Mas por que estou falando sobre isso? Na verdade, para fazer uma espécie de complemento ao episódio da semana passada. Nele, conversamos sobre a ideia de que toda conveniência também traz em si novas inconveniências. A invenção do barco também é a invenção do naufrágio, lembra? Na verdade, esse é um estilo de pensamento muito antigo, tem pelo menos uns 3 mil anos: pensar sobre a interdependência e a não-linearidade. Tudo o que você faz e pensa, traz inúmeras consequências, que terão ainda outros desdobramentos.

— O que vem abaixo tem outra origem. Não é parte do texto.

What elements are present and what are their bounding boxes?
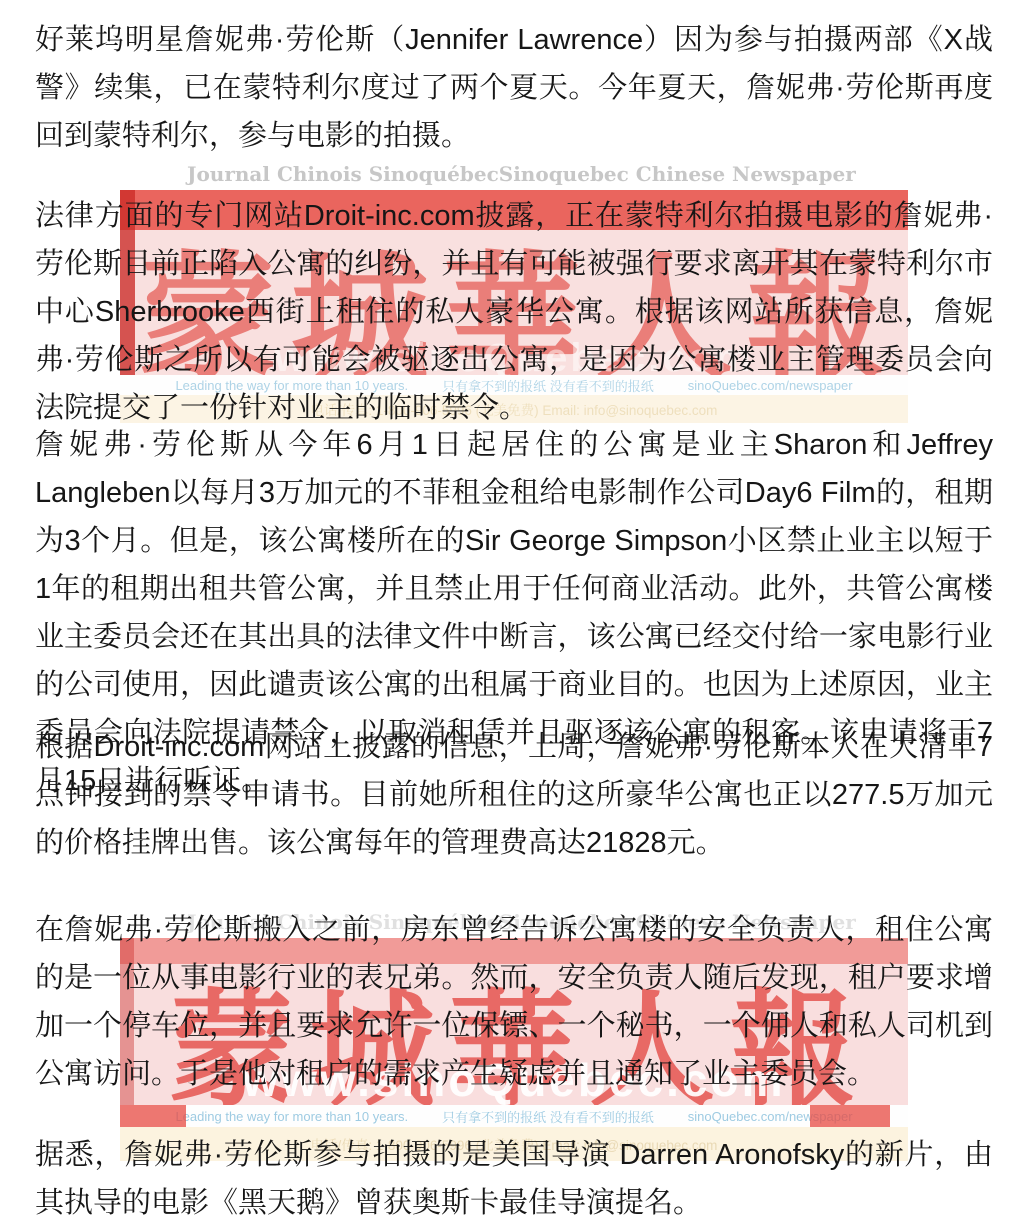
tagline-chinese: 只有拿不到的报纸 没有看不到的报纸 [442,1107,654,1126]
article-paragraph-4: 根据Droit-inc.com网站上披露的信息，上周，詹妮弗·劳伦斯本人在大清早… [35,723,993,867]
article-paragraph-1: 好莱坞明星詹妮弗·劳伦斯（Jennifer Lawrence）因为参与拍摄两部《… [35,16,993,160]
article-paragraph-2: 法律方面的专门网站Droit-inc.com披露，正在蒙特利尔拍摄电影的詹妮弗·… [35,192,993,432]
journal-chinois-label: Journal Chinois Sinoquébec [187,162,499,186]
chinese-newspaper-label: Sinoquebec Chinese Newspaper [499,162,856,186]
tagline-red-cap-left [120,1105,186,1127]
masthead-tagline-band: Leading the way for more than 10 years. … [120,1105,908,1127]
tagline-english: Leading the way for more than 10 years. [175,1109,408,1124]
tagline-red-cap-right [810,1105,890,1127]
article-paragraph-6: 据悉，詹妮弗·劳伦斯参与拍摄的是美国导演 Darren Aronofsky的新片… [35,1131,993,1227]
masthead-journal-band: Journal Chinois Sinoquébec Sinoquebec Ch… [120,158,908,190]
article-paragraph-5: 在詹妮弗·劳伦斯搬入之前，房东曾经告诉公寓楼的安全负责人，租住公寓的是一位从事电… [35,906,993,1098]
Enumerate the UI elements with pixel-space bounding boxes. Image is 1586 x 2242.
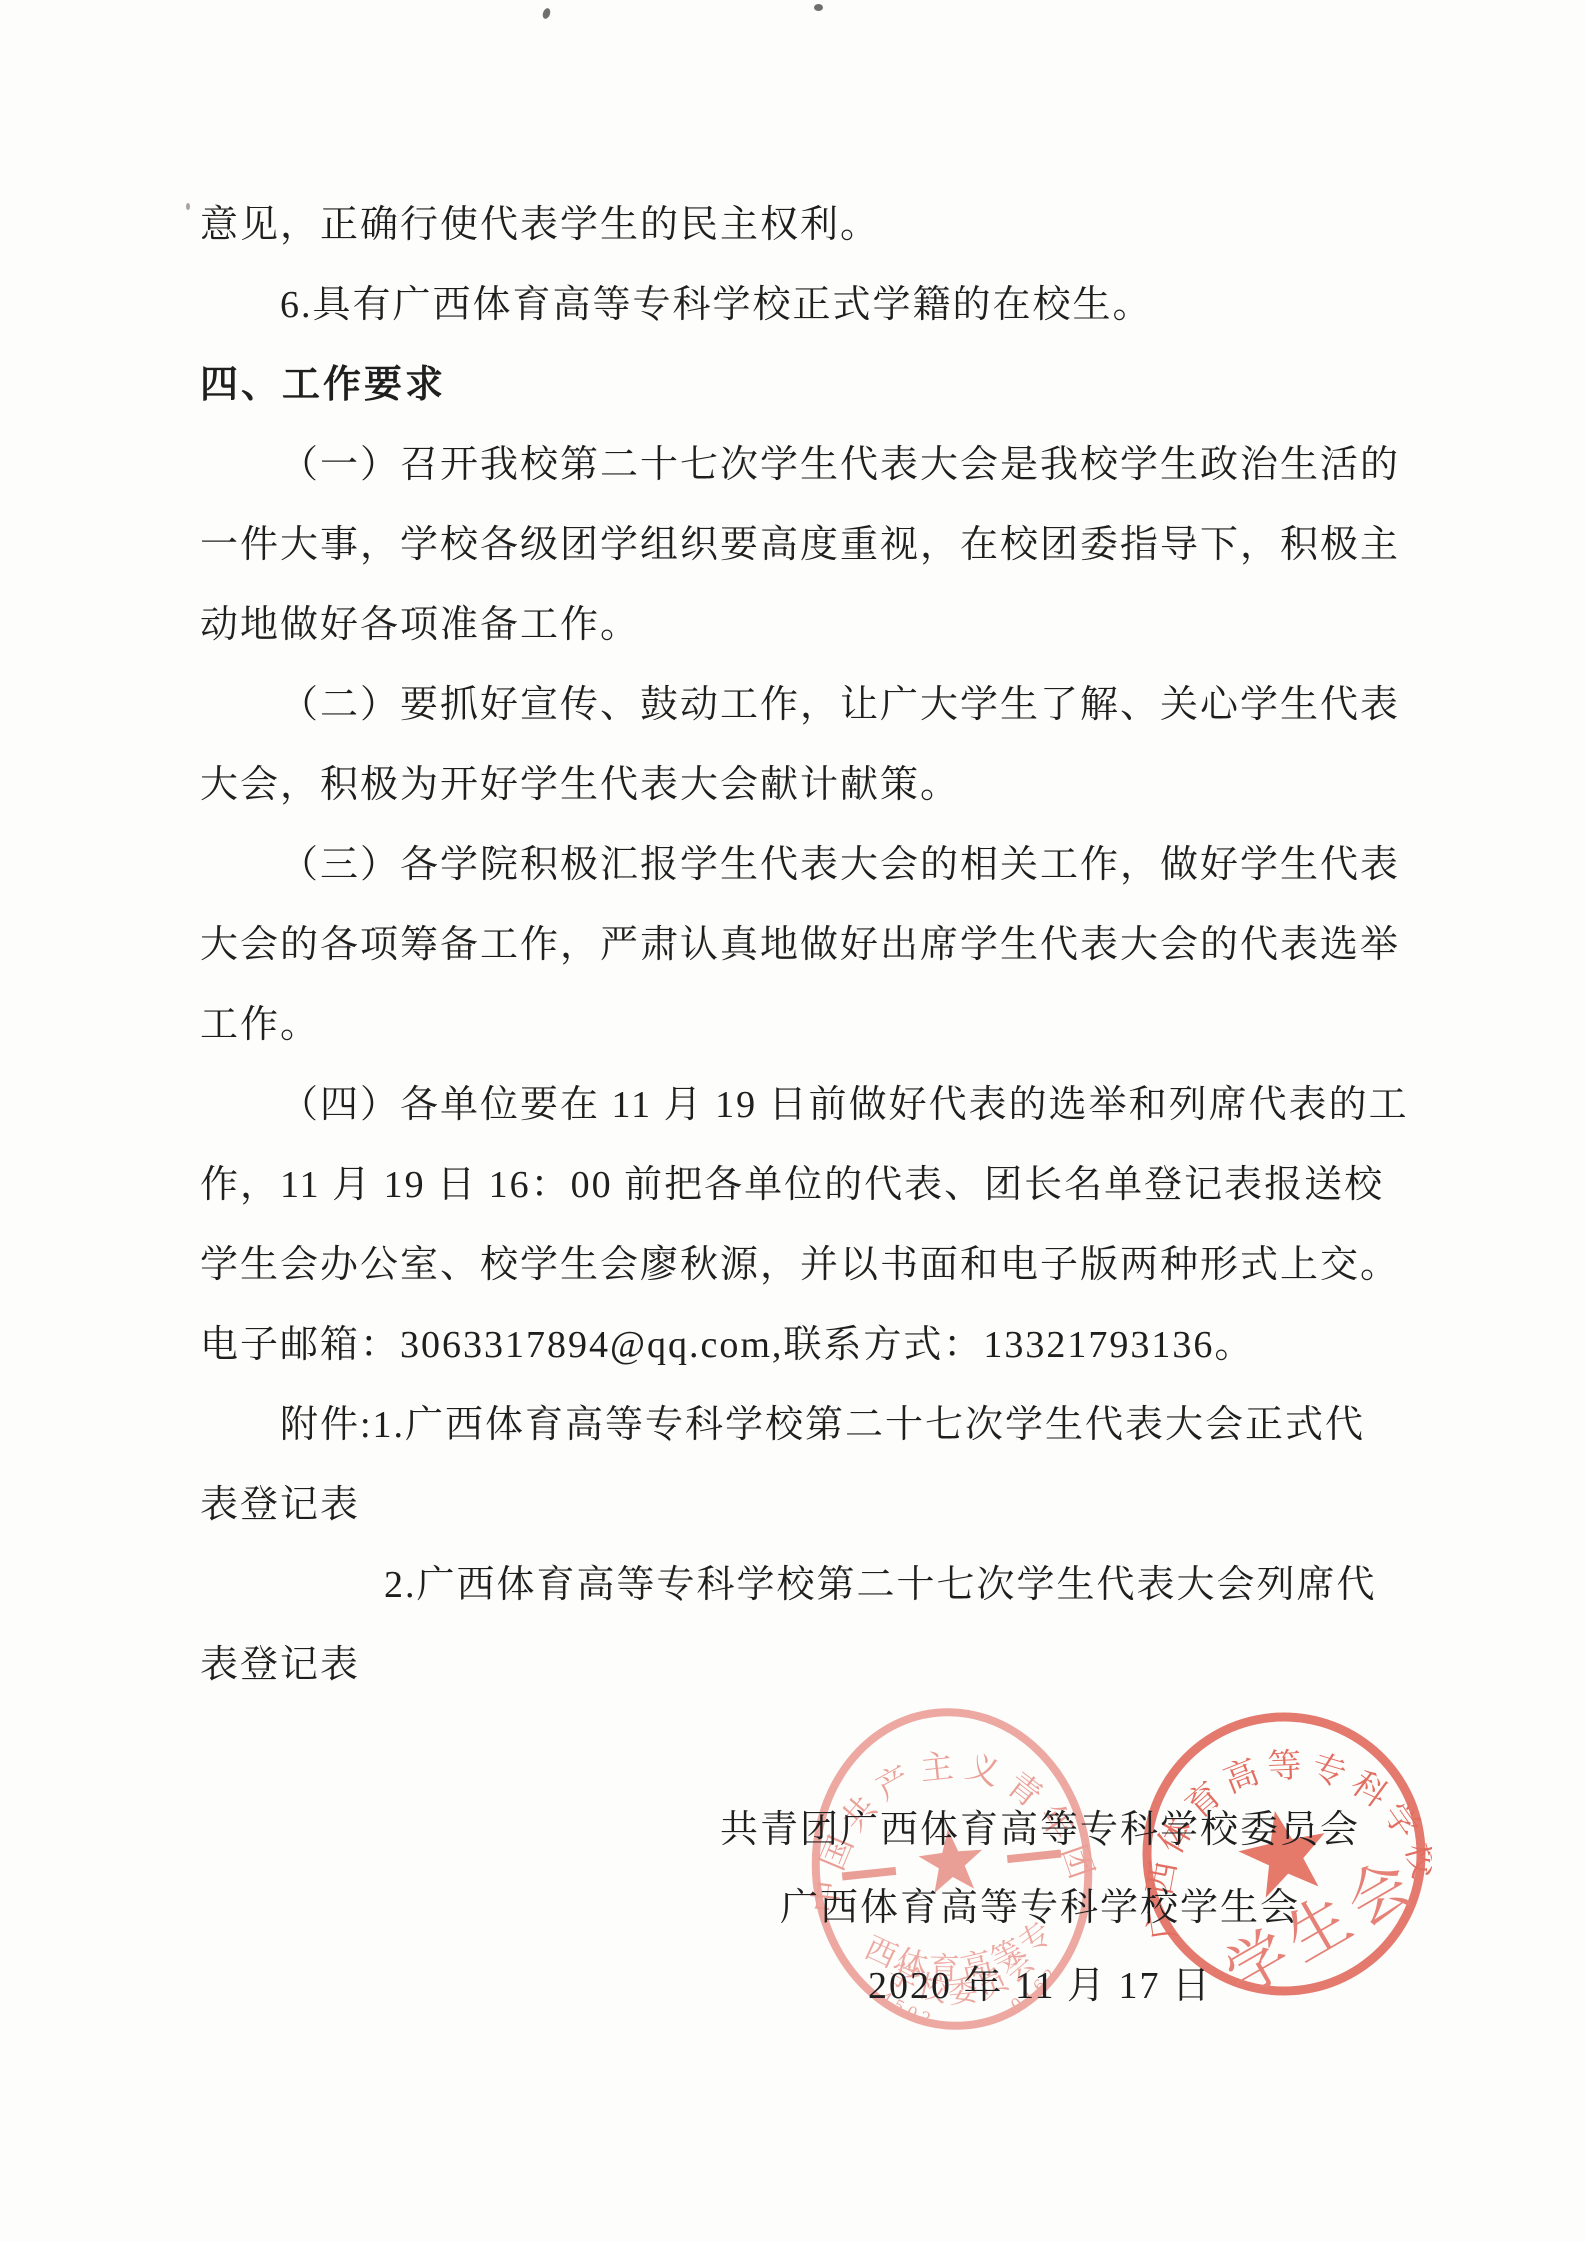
document-line: 工作。 bbox=[200, 985, 1415, 1065]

Parece um raciocínio óbvio. Mas, no cotidiano, somos, de certa forma, treinados a ignorá-lo. Isso vai de sair de casa até o gerenciamento dos recursos do planeta. Pensamos em narrativas lineares, se nossas opiniões e atitudes terão consequências boas ou ruins, tudo num ponto de vista extremamente limitado. Mas, na verdade, a metáfora do Buraco de Coelho e de Barbear Yak são muito mais precisas. Quando fazemos qualquer coisa, abrimos diversas consequências, boas, ruins, boas e ruins ao mesmo tempo, influenciamos o futuro, reescrevemos o passado, mudamos a nós mesmos e os outros. Constantemente. É um processo dinâmico. Nunca acaba.

Por isso, toda vez que alguém me pergunta se estou pessimista ou otimista sobre um determinado assunto, eu adoraria poder responder: hmm, na verdade, estou barbeando um Yak.